白发少女合上了眼,沉沉地睡去。
沉重的疲惫似乎一扫而散,满身的枷锁似乎拆卸一光,如银絮般闪亮的白发,如珍珠般粉润的娇躯,沉在如羽毛般柔软的梦境中,摇曳飘荡。
一切是那么虚幻却又那么真实,庄严气派可又家规繁复的大主教宅邸,每日在太阳升起就早早叫醒自己的女仆,又在偷偷摸摸企图从小门偷溜出去胡闹的艾米忒拉,以及隔着老远就能听到的母亲法迪米娅丝的声音:
“维塔……”
这声音若有若无,遥远得宛若梦境中的回响,飘渺得让人感觉难以触摸,像是被云雾遮蔽,一点都不真切。
“维塔!”
薄雾被拨散,柔软的阳光悄然洒入,声音变得温暖了、 明朗了、 真实了。
“醒醒,维塔!”
朦胧的睡眼缓缓睁开,模糊的视线慢慢聚集,在迷离与梦幻之间,一个身披白色裙袍的身影从虚无中逐渐显现,像是从梦的边缘走向现实,浮现成了法迪米娅丝的模样。
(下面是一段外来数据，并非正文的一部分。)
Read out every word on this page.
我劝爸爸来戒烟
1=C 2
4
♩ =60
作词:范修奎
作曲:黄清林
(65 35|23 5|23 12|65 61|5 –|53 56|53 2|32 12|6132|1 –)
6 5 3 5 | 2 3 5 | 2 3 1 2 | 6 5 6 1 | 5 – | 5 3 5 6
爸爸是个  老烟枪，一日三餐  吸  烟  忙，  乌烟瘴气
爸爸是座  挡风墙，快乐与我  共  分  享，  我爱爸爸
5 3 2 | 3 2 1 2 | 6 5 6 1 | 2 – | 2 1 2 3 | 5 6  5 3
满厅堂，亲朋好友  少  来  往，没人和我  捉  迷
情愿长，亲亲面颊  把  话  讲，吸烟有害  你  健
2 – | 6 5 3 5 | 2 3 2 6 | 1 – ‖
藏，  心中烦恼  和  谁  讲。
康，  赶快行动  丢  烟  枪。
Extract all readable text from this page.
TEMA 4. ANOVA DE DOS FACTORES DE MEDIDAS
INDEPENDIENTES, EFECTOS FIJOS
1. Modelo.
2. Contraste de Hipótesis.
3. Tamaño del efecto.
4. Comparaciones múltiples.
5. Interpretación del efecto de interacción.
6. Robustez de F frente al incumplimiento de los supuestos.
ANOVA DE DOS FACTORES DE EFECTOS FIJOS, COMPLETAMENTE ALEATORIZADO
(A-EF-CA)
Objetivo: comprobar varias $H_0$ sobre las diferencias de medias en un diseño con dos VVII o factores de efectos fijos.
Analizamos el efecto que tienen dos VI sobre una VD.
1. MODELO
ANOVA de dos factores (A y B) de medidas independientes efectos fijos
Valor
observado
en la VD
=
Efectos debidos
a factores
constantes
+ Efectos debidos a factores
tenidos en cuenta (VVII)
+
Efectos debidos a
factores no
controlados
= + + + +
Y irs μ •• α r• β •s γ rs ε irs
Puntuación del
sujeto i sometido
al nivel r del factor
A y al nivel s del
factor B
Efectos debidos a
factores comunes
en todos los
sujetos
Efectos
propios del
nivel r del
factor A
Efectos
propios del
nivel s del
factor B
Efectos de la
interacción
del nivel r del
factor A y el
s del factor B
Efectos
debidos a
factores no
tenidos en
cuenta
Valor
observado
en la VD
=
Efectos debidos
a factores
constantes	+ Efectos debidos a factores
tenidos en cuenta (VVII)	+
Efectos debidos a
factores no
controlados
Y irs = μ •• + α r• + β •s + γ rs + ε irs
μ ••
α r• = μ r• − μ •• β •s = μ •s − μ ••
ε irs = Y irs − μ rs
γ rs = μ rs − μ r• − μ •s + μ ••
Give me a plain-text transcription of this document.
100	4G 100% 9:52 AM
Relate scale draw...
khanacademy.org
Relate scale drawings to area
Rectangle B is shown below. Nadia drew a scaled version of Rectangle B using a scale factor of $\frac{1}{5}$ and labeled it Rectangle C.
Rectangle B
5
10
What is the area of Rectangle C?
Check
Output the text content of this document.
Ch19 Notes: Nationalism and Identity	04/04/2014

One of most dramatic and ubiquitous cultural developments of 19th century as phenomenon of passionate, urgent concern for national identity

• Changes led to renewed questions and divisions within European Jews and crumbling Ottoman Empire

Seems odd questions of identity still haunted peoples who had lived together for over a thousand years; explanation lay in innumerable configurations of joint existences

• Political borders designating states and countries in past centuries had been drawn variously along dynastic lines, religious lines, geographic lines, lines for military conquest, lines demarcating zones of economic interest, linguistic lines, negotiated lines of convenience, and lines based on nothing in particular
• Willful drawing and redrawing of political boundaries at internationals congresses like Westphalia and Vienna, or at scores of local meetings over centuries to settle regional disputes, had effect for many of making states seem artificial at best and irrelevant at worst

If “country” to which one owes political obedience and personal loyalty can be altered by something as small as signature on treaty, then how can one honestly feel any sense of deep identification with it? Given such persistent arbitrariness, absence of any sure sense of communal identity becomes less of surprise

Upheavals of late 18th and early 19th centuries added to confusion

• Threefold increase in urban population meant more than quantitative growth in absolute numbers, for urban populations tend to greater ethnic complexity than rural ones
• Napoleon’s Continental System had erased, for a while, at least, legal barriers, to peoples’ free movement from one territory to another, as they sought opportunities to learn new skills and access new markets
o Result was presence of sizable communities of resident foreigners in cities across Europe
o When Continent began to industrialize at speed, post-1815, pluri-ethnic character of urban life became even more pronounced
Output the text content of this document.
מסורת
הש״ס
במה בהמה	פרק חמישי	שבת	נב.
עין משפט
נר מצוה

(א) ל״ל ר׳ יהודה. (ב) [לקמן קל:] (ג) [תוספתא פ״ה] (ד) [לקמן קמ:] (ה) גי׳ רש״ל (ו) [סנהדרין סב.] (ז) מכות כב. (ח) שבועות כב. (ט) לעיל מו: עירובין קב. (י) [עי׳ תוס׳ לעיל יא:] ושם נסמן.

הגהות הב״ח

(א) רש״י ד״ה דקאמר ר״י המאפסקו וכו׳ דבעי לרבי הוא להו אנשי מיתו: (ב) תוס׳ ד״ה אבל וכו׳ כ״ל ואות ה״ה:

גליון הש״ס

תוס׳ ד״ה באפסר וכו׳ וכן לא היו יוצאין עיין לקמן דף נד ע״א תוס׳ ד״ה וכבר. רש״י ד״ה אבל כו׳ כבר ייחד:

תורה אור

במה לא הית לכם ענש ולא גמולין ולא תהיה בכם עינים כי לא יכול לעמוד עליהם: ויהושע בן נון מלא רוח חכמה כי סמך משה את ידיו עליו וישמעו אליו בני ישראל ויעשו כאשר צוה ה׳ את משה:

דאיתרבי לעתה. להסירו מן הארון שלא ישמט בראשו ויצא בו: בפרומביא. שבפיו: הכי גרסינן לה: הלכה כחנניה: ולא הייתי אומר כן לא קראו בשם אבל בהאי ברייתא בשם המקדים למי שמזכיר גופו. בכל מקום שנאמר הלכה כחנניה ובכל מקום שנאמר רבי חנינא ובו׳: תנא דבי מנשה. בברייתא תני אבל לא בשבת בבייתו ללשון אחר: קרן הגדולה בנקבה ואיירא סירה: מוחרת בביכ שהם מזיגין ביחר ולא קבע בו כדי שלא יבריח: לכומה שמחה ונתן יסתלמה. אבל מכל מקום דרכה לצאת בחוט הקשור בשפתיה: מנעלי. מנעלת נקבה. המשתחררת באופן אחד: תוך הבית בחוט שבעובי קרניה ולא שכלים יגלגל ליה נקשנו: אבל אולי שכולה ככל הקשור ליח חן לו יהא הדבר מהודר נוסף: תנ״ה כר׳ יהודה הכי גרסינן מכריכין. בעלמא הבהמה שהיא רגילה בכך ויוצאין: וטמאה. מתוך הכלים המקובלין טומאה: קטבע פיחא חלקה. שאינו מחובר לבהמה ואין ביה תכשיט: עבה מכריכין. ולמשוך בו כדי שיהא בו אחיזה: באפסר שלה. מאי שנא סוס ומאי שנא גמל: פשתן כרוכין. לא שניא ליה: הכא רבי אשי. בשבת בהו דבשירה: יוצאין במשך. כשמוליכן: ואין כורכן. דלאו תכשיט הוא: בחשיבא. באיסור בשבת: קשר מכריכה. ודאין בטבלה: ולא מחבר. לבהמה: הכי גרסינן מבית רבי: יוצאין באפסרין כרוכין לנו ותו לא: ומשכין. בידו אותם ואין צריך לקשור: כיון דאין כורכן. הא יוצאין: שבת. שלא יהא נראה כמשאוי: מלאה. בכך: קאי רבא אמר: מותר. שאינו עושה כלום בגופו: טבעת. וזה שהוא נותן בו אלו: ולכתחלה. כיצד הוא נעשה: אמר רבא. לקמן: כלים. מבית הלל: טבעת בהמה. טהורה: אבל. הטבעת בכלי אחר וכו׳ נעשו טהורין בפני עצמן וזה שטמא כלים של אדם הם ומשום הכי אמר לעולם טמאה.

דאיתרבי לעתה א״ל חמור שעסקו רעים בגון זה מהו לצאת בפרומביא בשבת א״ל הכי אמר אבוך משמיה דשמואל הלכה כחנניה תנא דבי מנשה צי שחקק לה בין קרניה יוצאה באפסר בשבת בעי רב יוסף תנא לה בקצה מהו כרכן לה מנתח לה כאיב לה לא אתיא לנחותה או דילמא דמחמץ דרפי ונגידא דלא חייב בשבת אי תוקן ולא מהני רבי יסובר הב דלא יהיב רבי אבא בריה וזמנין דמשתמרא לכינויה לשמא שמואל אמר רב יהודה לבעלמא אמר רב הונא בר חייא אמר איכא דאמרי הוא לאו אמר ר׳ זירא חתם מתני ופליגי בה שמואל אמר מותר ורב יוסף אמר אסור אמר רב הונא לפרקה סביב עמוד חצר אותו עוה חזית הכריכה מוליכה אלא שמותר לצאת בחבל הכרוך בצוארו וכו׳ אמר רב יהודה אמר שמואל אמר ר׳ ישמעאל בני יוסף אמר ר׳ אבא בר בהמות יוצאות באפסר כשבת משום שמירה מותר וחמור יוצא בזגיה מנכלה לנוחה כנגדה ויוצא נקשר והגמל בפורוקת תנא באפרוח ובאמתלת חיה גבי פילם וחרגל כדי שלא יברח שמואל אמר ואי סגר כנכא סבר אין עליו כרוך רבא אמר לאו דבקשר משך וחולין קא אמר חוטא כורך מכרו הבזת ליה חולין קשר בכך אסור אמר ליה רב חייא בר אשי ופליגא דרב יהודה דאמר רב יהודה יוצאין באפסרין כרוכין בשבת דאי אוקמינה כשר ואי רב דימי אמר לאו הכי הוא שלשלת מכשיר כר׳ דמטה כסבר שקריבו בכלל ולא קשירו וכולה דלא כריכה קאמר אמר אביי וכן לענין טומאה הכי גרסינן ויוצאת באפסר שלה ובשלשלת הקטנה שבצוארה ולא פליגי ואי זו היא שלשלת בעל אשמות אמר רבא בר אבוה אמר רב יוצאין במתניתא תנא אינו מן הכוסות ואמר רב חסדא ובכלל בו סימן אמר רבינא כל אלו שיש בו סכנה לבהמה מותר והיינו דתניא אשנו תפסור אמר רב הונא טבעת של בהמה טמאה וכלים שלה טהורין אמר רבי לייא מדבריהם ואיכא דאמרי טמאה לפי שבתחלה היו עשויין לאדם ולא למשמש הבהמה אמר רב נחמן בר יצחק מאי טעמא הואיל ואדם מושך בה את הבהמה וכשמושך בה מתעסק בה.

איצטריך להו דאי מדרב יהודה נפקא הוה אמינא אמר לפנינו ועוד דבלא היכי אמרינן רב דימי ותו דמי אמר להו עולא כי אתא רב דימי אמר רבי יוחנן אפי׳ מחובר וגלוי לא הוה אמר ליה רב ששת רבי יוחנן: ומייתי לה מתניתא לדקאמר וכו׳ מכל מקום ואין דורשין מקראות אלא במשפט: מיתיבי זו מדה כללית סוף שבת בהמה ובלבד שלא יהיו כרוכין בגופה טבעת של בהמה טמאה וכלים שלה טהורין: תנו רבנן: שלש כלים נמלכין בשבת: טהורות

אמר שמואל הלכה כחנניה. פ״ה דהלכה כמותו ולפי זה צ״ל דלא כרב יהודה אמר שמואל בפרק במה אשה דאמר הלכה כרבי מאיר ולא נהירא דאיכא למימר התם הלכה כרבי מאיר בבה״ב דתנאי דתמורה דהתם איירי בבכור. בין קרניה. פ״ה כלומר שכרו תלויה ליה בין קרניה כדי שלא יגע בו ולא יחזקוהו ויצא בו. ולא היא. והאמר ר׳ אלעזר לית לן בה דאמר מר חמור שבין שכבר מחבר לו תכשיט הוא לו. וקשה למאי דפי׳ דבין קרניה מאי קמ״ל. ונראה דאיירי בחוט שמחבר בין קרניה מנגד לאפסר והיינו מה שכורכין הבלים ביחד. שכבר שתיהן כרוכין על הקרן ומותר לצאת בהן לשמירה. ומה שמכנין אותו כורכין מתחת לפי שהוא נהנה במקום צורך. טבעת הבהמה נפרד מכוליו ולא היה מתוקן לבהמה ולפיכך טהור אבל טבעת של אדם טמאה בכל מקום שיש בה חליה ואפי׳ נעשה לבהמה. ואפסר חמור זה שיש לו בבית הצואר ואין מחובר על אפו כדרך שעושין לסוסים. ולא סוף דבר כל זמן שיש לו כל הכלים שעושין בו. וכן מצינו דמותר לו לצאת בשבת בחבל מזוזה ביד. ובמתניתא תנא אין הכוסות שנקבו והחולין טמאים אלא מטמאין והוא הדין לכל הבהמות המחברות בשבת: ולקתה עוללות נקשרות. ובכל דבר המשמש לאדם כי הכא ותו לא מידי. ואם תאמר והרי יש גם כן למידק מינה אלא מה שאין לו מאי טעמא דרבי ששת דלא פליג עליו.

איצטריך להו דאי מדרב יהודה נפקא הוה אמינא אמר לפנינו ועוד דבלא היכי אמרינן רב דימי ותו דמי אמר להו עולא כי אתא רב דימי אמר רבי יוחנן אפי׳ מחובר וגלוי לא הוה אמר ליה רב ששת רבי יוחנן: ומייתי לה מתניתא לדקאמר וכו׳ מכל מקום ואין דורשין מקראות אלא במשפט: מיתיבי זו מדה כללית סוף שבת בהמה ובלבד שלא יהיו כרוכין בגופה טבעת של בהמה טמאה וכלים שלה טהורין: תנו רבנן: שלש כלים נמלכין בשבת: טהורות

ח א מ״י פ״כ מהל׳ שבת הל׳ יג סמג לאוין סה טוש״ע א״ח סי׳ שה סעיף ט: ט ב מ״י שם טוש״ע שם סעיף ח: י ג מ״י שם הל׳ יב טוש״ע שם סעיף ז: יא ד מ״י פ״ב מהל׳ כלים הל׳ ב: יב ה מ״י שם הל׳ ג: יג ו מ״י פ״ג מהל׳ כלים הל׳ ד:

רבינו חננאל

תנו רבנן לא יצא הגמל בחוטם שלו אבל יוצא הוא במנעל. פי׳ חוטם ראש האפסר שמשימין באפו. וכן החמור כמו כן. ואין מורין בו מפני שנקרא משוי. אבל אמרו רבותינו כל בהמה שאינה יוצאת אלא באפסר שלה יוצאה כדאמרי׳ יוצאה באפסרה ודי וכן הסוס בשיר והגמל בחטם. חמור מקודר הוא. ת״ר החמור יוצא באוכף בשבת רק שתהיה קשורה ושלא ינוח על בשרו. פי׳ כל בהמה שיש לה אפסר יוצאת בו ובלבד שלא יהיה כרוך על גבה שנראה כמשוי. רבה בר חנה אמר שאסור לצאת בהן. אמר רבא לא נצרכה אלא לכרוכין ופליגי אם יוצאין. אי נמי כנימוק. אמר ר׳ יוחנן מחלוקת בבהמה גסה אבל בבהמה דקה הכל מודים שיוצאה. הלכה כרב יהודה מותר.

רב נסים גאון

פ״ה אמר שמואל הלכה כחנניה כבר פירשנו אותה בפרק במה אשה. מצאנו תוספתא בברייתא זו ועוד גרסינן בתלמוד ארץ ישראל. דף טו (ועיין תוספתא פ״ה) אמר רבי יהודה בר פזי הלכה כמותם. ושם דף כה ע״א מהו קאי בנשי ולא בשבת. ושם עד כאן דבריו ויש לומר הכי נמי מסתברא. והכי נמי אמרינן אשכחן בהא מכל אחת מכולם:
白发少女眨了眨眼睛,还没有分清此时此刻是梦境还是现实。
“母亲?”
堵在口中的软球卡住了她的话语,让她深刻确信此时此刻正是无比真实的现实——
她的母亲法迪米娅丝就在她的眼前。
冷掉的心,放弃的希望,舍弃的尊严,被丢掉的一切都拾回来了,积压的委屈和不甘此刻全都化成热泪,成为真实而澎湃的情感怦然释放,纵使嘴巴和喉咙还被堵塞着,也不妨碍她拼命呼喊:
“呜啊!呜啊!(救命!救命!)”
“维塔,再坚持一会,我们在想办法那你弄出来!因朵蜜,能拆掉么?”回应着少女的呼救,噙着泪花的黄水晶色的眼眸里满是关切与焦急。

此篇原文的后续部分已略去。